Jonny Bairstow: They say when things go wrong, they go wrong all at once, and unfortunately for Jonny Bairstow, that seems to be the case at this moment in Test cricket. In the second innings, he was dismissed after replays show that Cummins’ bumper had hit his wrist-band which was connected to the glove, almost summarizing the horrid run he’s been going through. Maybe he would be better off trying to get himself to double digits on the scorecard, as he’s returned back to the shed with 0,0, 6 and 8 in his last four innings.
Ben Stokes: The all-rounder wasn’t at his very best at Edgbaston, but still returned with a fifty and a three-fer to his name, and he tipped off the match with a 28-ball six in the second innings, trying to single-handedly fend off the Aussie slaughter. If anything, the 28-year-old just proved why he is the most important member of the English team irrespective of the format. Four years ago, he set the Lord’s alight with a 92-ball 101 against New Zealand, and come Wednesday, he would love to repeat his heroics against the Kiwis’ trans-Tasman rivals.
Chris Woakes: A fifty and a hundred with the bat, and an average of 9.8 with the ball which includes multiple five-wicket hauls - Chris Woakes’ record at the Lord’s is as absurd as it can get. The Birmingham man has now firmly established himself as not only a bowler but also an all-rounder, with him being the only English batsman to score 30 or more in both innings of the first Test to go with his four wickets in the match. He capped off his last Lord’s appearance with a six-fer against Ireland, and one wouldn’t put it past him to replicate the same in the second Test.
Jofra Archer: There are some cricketers who are born to always steal the headlines, and Jofra Archer is one of them. He might have the tag of being a “white-ball specialist” surrounding him, but make no mistake, the 24-year-old is as potent with the red-ball, and his record - 131 wickets in 28 matches at 23 a piece - speaks for itself. The mind games have already begun with Archer responding to Justin Langer’s “wear down” comment, and if the youngster is even half as fired up as he was in the World Cup final, boy we will have a contest in our hands!

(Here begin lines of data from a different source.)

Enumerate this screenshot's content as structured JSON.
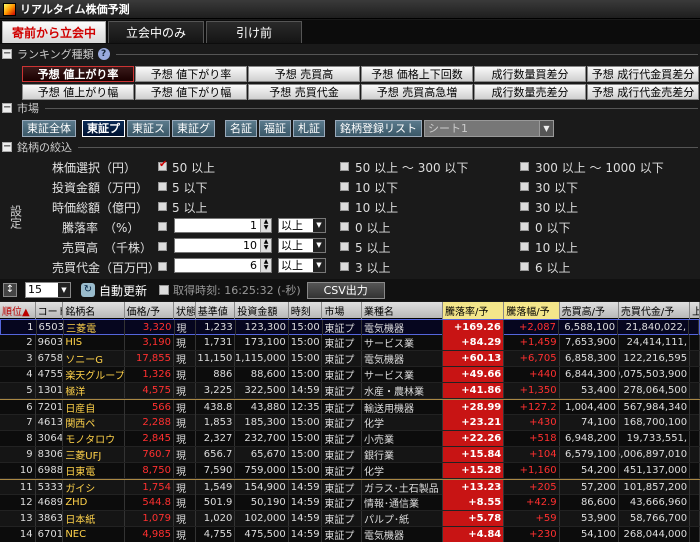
{
  "window": {
    "title": "リアルタイム株価予測"
  },
  "tabs": [
    {
      "label": "寄前から立会中"
    },
    {
      "label": "立会中のみ"
    },
    {
      "label": "引け前"
    }
  ],
  "ranking": {
    "header": "ランキング種類",
    "buttons": [
      "予想 値上がり率",
      "予想 値下がり率",
      "予想 売買高",
      "予想 価格上下回数",
      "成行数量買差分",
      "予想 成行代金買差分",
      "予想 値上がり幅",
      "予想 値下がり幅",
      "予想 売買代金",
      "予想 売買高急増",
      "成行数量売差分",
      "予想 成行代金売差分"
    ],
    "selected_index": 0
  },
  "market": {
    "header": "市場",
    "buttons": [
      "東証全体",
      "東証プ",
      "東証ス",
      "東証グ",
      "名証",
      "福証",
      "札証"
    ],
    "selected_index": 1,
    "watchlist_button": "銘柄登録リスト",
    "sheet_value": "シート1"
  },
  "filter": {
    "header": "銘柄の絞込",
    "side_label": "設定",
    "rows": [
      {
        "label": "株価選択（円）",
        "c1": "50 以上",
        "c1_on": true,
        "c2": "50 以上 ～ 300 以下",
        "c3": "300 以上 ～ 1000 以下"
      },
      {
        "label": "投資金額（万円）",
        "c1": "5 以下",
        "c1_on": false,
        "c2": "10 以下",
        "c3": "30 以下"
      },
      {
        "label": "時価総額（億円）",
        "c1": "5 以上",
        "c1_on": false,
        "c2": "10 以上",
        "c3": "30 以上"
      },
      {
        "label": "騰落率　（%）",
        "num": "1",
        "cond": "以上",
        "c2": "0 以上",
        "c3": "0 以下"
      },
      {
        "label": "売買高　（千株）",
        "num": "10",
        "cond": "以上",
        "c2": "5 以上",
        "c3": "10 以上"
      },
      {
        "label": "売買代金（百万円）",
        "num": "6",
        "cond": "以上",
        "c2": "3 以上",
        "c3": "6 以上"
      }
    ]
  },
  "toolbar": {
    "count_value": "15",
    "auto_refresh_label": "自動更新",
    "acquired_time": "取得時刻: 16:25:32 (-秒)",
    "csv_label": "CSV出力"
  },
  "table": {
    "columns": [
      "順位▲",
      "コード",
      "銘柄名",
      "価格/予",
      "状態",
      "基準値",
      "投資金額",
      "時刻",
      "市場",
      "業種名",
      "騰落率/予",
      "騰落幅/予",
      "売買高/予",
      "売買代金/予",
      "上"
    ],
    "rows": [
      [
        "1",
        "6503",
        "三菱電",
        "3,320",
        "現",
        "1,233",
        "123,300",
        "15:00",
        "東証プ",
        "電気機器",
        "+169.26",
        "+2,087",
        "6,588,100",
        "21,840,022,",
        ""
      ],
      [
        "2",
        "9603",
        "HIS",
        "3,190",
        "現",
        "1,731",
        "173,100",
        "15:00",
        "東証プ",
        "サービス業",
        "+84.29",
        "+1,459",
        "7,653,900",
        "24,414,111,",
        ""
      ],
      [
        "3",
        "6758",
        "ソニーG",
        "17,855",
        "現",
        "11,150",
        "1,115,000",
        "15:00",
        "東証プ",
        "電気機器",
        "+60.13",
        "+6,705",
        "6,858,300",
        "122,216,595",
        ""
      ],
      [
        "4",
        "4755",
        "楽天グループ",
        "1,326",
        "現",
        "886",
        "88,600",
        "15:00",
        "東証プ",
        "サービス業",
        "+49.66",
        "+440",
        "6,844,300",
        "9,075,503,900",
        ""
      ],
      [
        "5",
        "1301",
        "極洋",
        "4,575",
        "現",
        "3,225",
        "322,500",
        "14:59",
        "東証プ",
        "水産・農林業",
        "+41.86",
        "+1,350",
        "53,400",
        "278,064,500",
        ""
      ],
      [
        "6",
        "7201",
        "日産自",
        "566",
        "現",
        "438.8",
        "43,880",
        "12:35",
        "東証プ",
        "輸送用機器",
        "+28.99",
        "+127.2",
        "1,004,400",
        "567,984,340",
        ""
      ],
      [
        "7",
        "4613",
        "関西ペ",
        "2,288",
        "現",
        "1,853",
        "185,300",
        "15:00",
        "東証プ",
        "化学",
        "+23.21",
        "+430",
        "74,100",
        "168,700,100",
        ""
      ],
      [
        "8",
        "3064",
        "モノタロウ",
        "2,845",
        "現",
        "2,327",
        "232,700",
        "15:00",
        "東証プ",
        "小売業",
        "+22.26",
        "+518",
        "6,948,200",
        "19,733,551,",
        ""
      ],
      [
        "9",
        "8306",
        "三菱UFJ",
        "760.7",
        "現",
        "656.7",
        "65,670",
        "15:00",
        "東証プ",
        "銀行業",
        "+15.84",
        "+104",
        "6,579,100",
        "5,006,897,010",
        ""
      ],
      [
        "10",
        "6988",
        "日東電",
        "8,750",
        "現",
        "7,590",
        "759,000",
        "15:00",
        "東証プ",
        "化学",
        "+15.28",
        "+1,160",
        "54,200",
        "451,137,000",
        ""
      ],
      [
        "11",
        "5333",
        "ガイシ",
        "1,754",
        "現",
        "1,549",
        "154,900",
        "14:59",
        "東証プ",
        "ガラス･土石製品",
        "+13.23",
        "+205",
        "57,200",
        "101,857,200",
        ""
      ],
      [
        "12",
        "4689",
        "ZHD",
        "544.8",
        "現",
        "501.9",
        "50,190",
        "14:59",
        "東証プ",
        "情報･通信業",
        "+8.55",
        "+42.9",
        "86,600",
        "43,666,960",
        ""
      ],
      [
        "13",
        "3863",
        "日本紙",
        "1,079",
        "現",
        "1,020",
        "102,000",
        "14:59",
        "東証プ",
        "パルプ･紙",
        "+5.78",
        "+59",
        "53,900",
        "58,766,700",
        ""
      ],
      [
        "14",
        "6701",
        "NEC",
        "4,985",
        "現",
        "4,755",
        "475,500",
        "14:59",
        "東証プ",
        "電気機器",
        "+4.84",
        "+230",
        "54,100",
        "268,044,000",
        ""
      ]
    ]
  },
  "colors": {
    "accent_red": "#c81414",
    "name_yellow": "#ffd24a",
    "selected_blue": "#001230"
  }
}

Stuart Broad: No James Anderson? No problem. Stuart Broad, who now is a veteran with the ball for England, showed his class yet again in the first Test as he rocked Australia with a five-wicket haul in the first innings to reduce them to 122-8 at one stage. Unfortunately enough, the Nottinghamshire man didn’t get enough help from this other bowlers to tie down the Kangaroos, and while Woakes might boast about his exceptional Lord’s record, it goes unsaid that Broad will always be the go-to man for the English in Test cricket.
Jack Leach: Rarely in Test cricket does one get dropped after scoring a match-winning 92, but Jack Leach found himself on the wrong side as he was overlooked in favor of Moeen Ali at Edgbaston. But thanks to Ali’s horror-show, Leach is back at the driver’s seat again, with one solitary aim - to exploit the rumored “weakness” of Steve Smith against left-arm bowlers. In all honesty, there are only two possible outcomes - either Leach becomes the hero who stopped the immortal, or he goes into the long list of bowlers who were annihilated by the Australian.